CHARLES IVES

(born October 20, 1874, died May 19, 1954)

These biographical Notes are by Walter Brassert, from a CpM concert of May 19, 1974.

Charles Ives came from a Yankee background where people “got up and said what they thought regardless of the consequences.” Ives was born and raised in Danbury, Connecticut. His father, George, was a teacher and bandmaster and a man of remarkable musical imagination. “Pa taught me what I know,” Ives was to say. Part of his father’s instruction was orthodox. He insisted that Charles learn the rules before breaking them. But the better part of George Ives’ instruction was unheard of in his day. He had a completely open mind about tonal relationships. “Nothing but fools and taxes are absolute,” he said. When Charles was ten years old, his father would make him sing “Swanee River” in the key of E flat and accompany him in C Major. At Yale, Ives studied music with Horatio Parker, then one of America’s most eminent composers. Even Ives’ more mild work disturbed the academician. Parker would look at the manuscript, smile wryly and say something about “hogging all the keys at one meal.”

Between his father and Parker, Ives had a solid, traditional background, and could have written “pretty” fugues, symphonies and sonatas with the best of them. But after getting out of Yale, he went into business. With his partner, Julian Myrick, Ives founded and ran one of the most successful insurance agencies In America (forty-eight million dollars worth of new business in 1929, the year he retired.) The wolf thus kept from the door, he composed in his spare time a great quantity of music that no one wanted to hear; musicians of the day were appalled and even frightened when ex-posed to this kind of writing. Sometimes even Ives wondered if he was crazy. “Are my ears on wrong?” But he could not compose safe, easy music; he was not that way. Ives was anything but doctrinaire. He had no “system” as Schoenberg was to have. “Why tonality as such should be thrown out for good, I can’t see. It depends, it seems to me, a good deal. .as clothes depend on the thermometer.. . on what one is trying to do.” What Ives was trying to do was to achieve the ultimate of truth in sound: an expression of what life really is about.

He expressed his truth in a music that at first may sound chaotic, but which has its own logic.
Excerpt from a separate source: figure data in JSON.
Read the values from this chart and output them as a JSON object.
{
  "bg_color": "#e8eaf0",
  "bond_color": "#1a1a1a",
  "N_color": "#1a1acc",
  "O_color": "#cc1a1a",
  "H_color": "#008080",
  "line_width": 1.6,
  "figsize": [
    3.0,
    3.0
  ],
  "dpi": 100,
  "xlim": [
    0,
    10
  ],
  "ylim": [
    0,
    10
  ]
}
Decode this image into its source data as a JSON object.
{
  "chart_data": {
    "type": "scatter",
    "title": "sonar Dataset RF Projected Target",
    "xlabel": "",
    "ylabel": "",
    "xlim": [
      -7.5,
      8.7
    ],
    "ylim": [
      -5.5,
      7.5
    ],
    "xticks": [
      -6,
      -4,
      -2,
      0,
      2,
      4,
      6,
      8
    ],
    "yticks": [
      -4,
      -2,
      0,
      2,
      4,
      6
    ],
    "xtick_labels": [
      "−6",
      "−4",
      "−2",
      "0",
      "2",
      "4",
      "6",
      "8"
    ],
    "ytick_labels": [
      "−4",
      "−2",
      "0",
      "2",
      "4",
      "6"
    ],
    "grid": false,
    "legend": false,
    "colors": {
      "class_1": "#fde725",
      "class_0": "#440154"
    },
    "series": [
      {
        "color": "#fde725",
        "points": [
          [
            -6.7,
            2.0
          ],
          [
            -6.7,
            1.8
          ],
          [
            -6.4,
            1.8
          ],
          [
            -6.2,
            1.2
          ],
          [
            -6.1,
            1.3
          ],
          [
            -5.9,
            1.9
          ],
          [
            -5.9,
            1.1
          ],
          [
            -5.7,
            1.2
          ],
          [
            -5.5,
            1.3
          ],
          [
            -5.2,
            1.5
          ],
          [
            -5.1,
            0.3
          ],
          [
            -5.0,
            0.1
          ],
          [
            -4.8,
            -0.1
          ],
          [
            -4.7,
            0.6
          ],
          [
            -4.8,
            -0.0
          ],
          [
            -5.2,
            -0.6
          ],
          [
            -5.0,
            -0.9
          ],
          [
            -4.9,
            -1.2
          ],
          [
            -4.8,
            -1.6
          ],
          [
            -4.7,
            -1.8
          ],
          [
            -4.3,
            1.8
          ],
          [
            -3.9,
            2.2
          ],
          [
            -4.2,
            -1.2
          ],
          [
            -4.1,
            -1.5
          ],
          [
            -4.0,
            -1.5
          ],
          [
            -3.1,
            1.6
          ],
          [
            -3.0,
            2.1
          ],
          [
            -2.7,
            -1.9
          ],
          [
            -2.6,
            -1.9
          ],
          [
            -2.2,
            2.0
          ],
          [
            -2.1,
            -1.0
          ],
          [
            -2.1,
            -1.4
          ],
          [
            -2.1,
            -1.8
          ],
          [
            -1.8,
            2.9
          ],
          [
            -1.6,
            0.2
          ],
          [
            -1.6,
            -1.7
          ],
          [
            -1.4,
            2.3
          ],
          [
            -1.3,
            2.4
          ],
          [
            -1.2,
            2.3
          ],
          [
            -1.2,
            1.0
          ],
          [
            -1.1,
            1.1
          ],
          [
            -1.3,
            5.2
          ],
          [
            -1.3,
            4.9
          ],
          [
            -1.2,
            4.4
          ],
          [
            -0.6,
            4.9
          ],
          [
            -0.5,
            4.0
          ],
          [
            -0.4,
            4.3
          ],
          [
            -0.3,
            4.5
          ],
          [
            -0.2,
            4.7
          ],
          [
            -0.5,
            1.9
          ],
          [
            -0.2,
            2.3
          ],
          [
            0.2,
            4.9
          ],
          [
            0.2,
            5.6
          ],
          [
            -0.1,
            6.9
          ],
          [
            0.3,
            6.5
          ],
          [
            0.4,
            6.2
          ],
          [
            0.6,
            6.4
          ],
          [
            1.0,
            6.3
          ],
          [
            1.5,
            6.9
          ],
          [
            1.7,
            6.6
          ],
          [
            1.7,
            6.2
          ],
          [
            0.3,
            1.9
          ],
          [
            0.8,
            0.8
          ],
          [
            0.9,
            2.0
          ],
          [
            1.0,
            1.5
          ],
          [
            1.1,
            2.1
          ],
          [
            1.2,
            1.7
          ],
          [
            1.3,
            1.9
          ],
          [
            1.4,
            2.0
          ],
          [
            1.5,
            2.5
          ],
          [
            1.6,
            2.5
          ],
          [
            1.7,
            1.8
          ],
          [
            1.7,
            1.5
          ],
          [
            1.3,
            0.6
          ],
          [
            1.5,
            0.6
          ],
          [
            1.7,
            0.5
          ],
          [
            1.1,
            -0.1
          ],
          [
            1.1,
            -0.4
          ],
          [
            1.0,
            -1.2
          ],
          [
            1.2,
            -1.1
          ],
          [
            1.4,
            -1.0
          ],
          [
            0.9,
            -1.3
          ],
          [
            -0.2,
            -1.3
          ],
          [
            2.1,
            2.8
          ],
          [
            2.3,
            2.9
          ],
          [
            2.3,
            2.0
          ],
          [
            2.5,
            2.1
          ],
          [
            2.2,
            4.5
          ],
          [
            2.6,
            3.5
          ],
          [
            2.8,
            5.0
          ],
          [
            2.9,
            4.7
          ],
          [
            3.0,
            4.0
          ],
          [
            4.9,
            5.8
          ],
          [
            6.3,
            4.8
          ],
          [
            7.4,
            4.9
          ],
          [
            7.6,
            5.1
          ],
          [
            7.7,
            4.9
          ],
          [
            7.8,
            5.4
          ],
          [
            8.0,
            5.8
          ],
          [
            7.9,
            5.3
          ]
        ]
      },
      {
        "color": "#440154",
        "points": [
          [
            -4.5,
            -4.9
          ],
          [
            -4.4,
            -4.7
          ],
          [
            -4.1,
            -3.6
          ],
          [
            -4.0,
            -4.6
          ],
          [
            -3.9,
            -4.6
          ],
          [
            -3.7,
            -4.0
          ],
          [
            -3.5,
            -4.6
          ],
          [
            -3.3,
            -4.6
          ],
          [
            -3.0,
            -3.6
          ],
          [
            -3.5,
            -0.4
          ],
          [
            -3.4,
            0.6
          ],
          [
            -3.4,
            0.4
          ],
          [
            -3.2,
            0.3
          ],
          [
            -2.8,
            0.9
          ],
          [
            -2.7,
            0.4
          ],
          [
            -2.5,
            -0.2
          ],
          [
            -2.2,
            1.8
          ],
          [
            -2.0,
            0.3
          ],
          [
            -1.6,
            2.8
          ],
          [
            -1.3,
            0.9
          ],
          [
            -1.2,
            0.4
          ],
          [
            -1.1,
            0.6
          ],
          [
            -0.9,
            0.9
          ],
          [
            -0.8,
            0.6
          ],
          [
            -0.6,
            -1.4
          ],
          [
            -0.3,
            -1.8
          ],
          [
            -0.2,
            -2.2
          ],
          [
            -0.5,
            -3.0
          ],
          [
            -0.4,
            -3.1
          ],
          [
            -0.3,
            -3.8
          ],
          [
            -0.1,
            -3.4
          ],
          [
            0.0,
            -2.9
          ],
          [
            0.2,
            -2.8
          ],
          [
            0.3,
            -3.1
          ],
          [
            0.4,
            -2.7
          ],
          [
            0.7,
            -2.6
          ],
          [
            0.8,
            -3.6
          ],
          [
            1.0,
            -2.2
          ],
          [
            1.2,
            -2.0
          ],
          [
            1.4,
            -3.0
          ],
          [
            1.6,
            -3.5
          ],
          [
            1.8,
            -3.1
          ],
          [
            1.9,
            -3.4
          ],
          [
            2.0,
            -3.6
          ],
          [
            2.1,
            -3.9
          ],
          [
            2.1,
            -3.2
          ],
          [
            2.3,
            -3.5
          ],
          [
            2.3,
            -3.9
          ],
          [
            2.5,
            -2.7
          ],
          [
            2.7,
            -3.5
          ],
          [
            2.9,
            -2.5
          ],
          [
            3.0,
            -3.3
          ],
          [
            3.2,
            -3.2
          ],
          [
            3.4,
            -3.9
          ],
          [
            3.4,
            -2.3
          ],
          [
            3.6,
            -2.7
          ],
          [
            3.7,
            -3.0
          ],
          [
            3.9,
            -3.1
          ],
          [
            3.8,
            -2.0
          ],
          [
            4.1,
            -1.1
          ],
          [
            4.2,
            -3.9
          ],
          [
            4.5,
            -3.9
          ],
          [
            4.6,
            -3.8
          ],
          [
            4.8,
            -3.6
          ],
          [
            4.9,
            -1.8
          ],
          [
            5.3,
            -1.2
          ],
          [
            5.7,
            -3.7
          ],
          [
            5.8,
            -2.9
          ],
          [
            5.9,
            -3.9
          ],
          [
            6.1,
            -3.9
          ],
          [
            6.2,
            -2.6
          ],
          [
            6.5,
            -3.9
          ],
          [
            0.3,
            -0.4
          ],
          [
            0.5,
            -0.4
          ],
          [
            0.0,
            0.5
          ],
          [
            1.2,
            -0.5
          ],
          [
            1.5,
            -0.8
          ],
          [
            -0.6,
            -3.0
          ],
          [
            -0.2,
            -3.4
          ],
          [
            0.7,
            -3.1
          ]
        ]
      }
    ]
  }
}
The salient characteristic of this music, transcending its avant-garde technique, is its evocation of an America long past. Everything Ives heard as a child seems to have left an impression on him. The bells in Psalm 90, for example, convey the sound of the four sets of church bells he heard playing simultaneously of a Sunday morning in Danbury. He often attended revival meetings where the singers yowled lustily out of tune. This to Ives was life; people sounded like this, so why shouldn’t his music? Many of his songs are based on the hymns he heard at those revival meetings or in church. His treatment of them reflects the sound of the congregation. Ives’ tolerance of human imperfection extended to the performance of his music as well. He did not particularly care if musicians bobbled the notes as long as they understood the general effect he was trying to achieve. At one of his infrequent performances, in 1931, the orchestra, struggling with his adventurous way of writing, ended up in chaos. “Just like a town meeting.. .every man for himself. Wonderful how it came out!” he admiringly said.

During his creative period (from the late l890’s at about 1920), Ives heard only a tiny handful of the scores he had written. When he did begin to receive performances, he was an old man with a bad heart and sight diminished by cataracts, and he was unable to leave his house to attend concerts. To the public he was an unknown figure. Ives died on May 19, 1954, only three years after Bernstein had given the first performance of his Second Symphony, and over a decade before Stokowski’s premiere of his Fourth.


Psalm 90

Psalm 90 was composed at least twice. When Ives left college and entered the insurance business, he also held various church jobs, leading in 1900 to the prestigious position of organist at Central Presbyterian Church. While there, he first composed a setting of Psalm 90 for the church choir and organ. However, when Ives left Central Presbyterian in 1902 to focus on composing, he left behind the music he had composed there, and the church staff threw it out.

In 1923, at the end of his composing career, Ives turned again to this text, and set about remembering and reconceiving his earlier setting. The resulting composition has been called “a summation of Ives's style, encompassing both the wholesomeness of New England hymnody and the shock of wildly polytonal chords evoking the wrath of God.” According to his wife, Harmony, his setting of Psalm 90 was the only one of his compositions with which Ives was fully satisfied.

The organ begins by introducing the basic concepts of the work, which Ives labeled in the score: The Eternities—Creation—God's wrath against sin—Prayer and Humility—Rejoicing in Beauty and Work. These chords can be heard later in the chorus. The choir first enters in unison with a hymn-like music; the unison spreads to a mysterious eight-part harmony as the choir sings of the generations of humanity.. Throughout the entire work the organ supplies a continual pedal C, giving a sense of the omnipresent divinity against which all things are measured. In the final verses, the hymn style returns, accompanied by bells that give the effect of singing in the choir loft while hearing the bells echoing from other nearby churches.